After nearly three months of delays, the demolition crew on Friday afternoon finished tearing down the place where the first country music hit was recorded nearly 100 years ago.

Ron Harris / Associated Press

A worker operating a backhoe loader tore apart a small brick building at 152 Nassau Street, across the street from Centennial Olympic Park in downtown Atlanta.

After nearly three months of delays, the demolition crew on Friday afternoon finished tearing down the place where the first country music hit was recorded nearly 100 years ago.

Preservationists had filed two lawsuits alleging the city didn’t follow proper procedures when it made an agreement with a developer. That delayed the demolition, which initially began Aug. 8 before a judge temporarily ordered work to stop.

But both suits were eventually dropped.

Architect Kyle Kessler became the public face of the effort to save the former studio where Fiddlin’ John Carson recorded “Little Old Cabin in the Lane” in 1923.

“One of the things that’s unique about this building is that it was a recording studio.
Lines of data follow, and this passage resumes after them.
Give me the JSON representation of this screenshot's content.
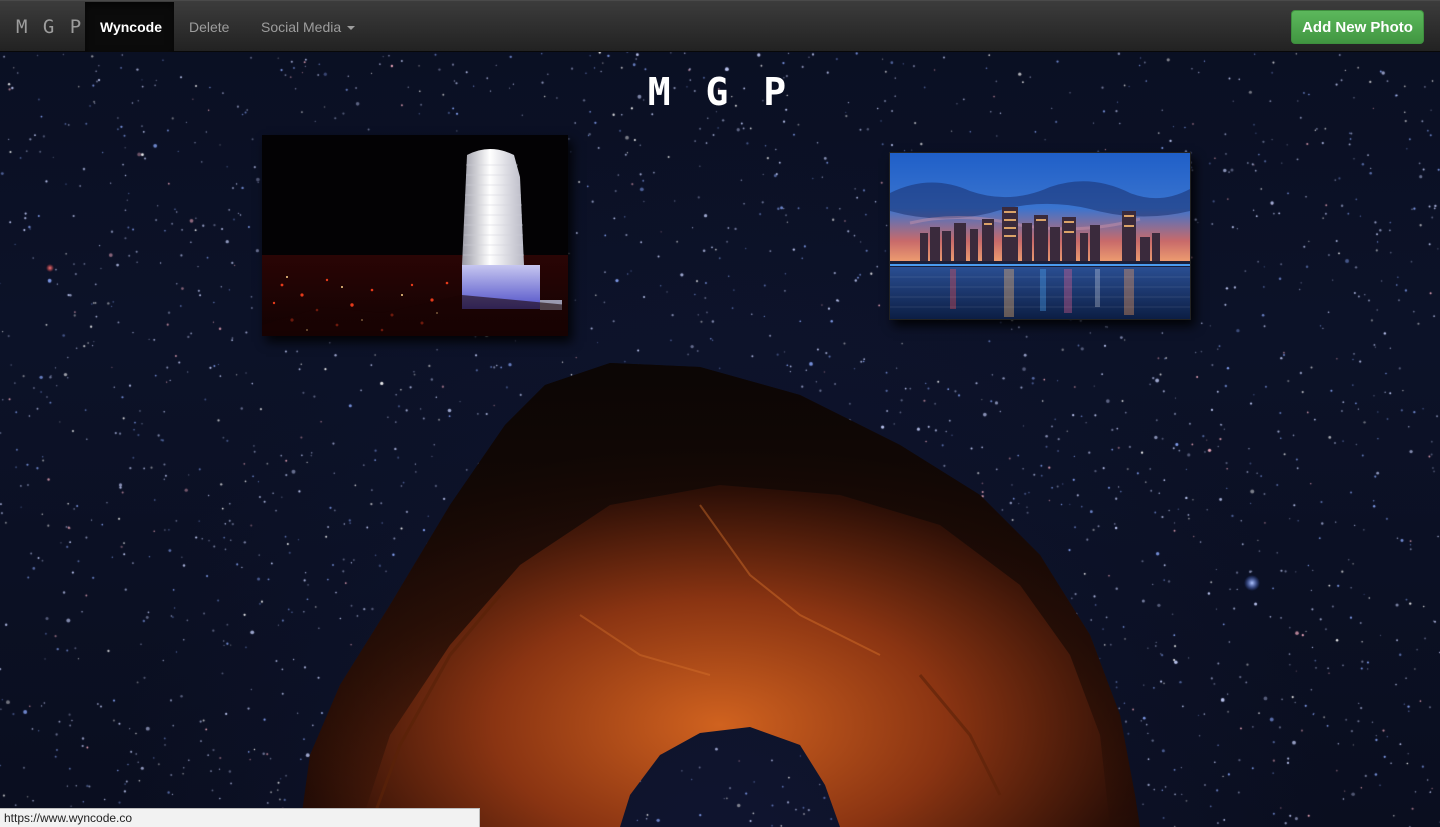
{
  "navbar": {
    "brand": "M G P",
    "items": [
      {
        "label": "Wyncode",
        "active": true
      },
      {
        "label": "Delete",
        "active": false
      },
      {
        "label": "Social Media",
        "active": false,
        "dropdown": true
      }
    ],
    "add_button_label": "Add New Photo"
  },
  "main": {
    "title": "M G P",
    "photos": [
      {
        "subject": "night-skyscraper"
      },
      {
        "subject": "city-skyline-at-dusk"
      }
    ],
    "background": "starry-night-sky-with-rock-arch"
  },
  "status_bar": {
    "url": "https://www.wyncode.co"
  },
  "colors": {
    "navbar": "#222222",
    "active_nav": "#0b0b0b",
    "success": "#5cb85c",
    "sky": "#0a0f22",
    "rock": "#b04a1c"
  }
}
So we still have the records and the music that was recorded there,” said Kessler on Thursday after he announced he was dropping his lawsuit against the city.

Kessler says he plans to be involved in future efforts to save other historically significant buildings in Atlanta.

“Hopefully, I can help push for them to make real change in the city so that we never have to face this unfortunate situation again,” he said.

A 21-story Margaritaville-themed hotel is planned for the site.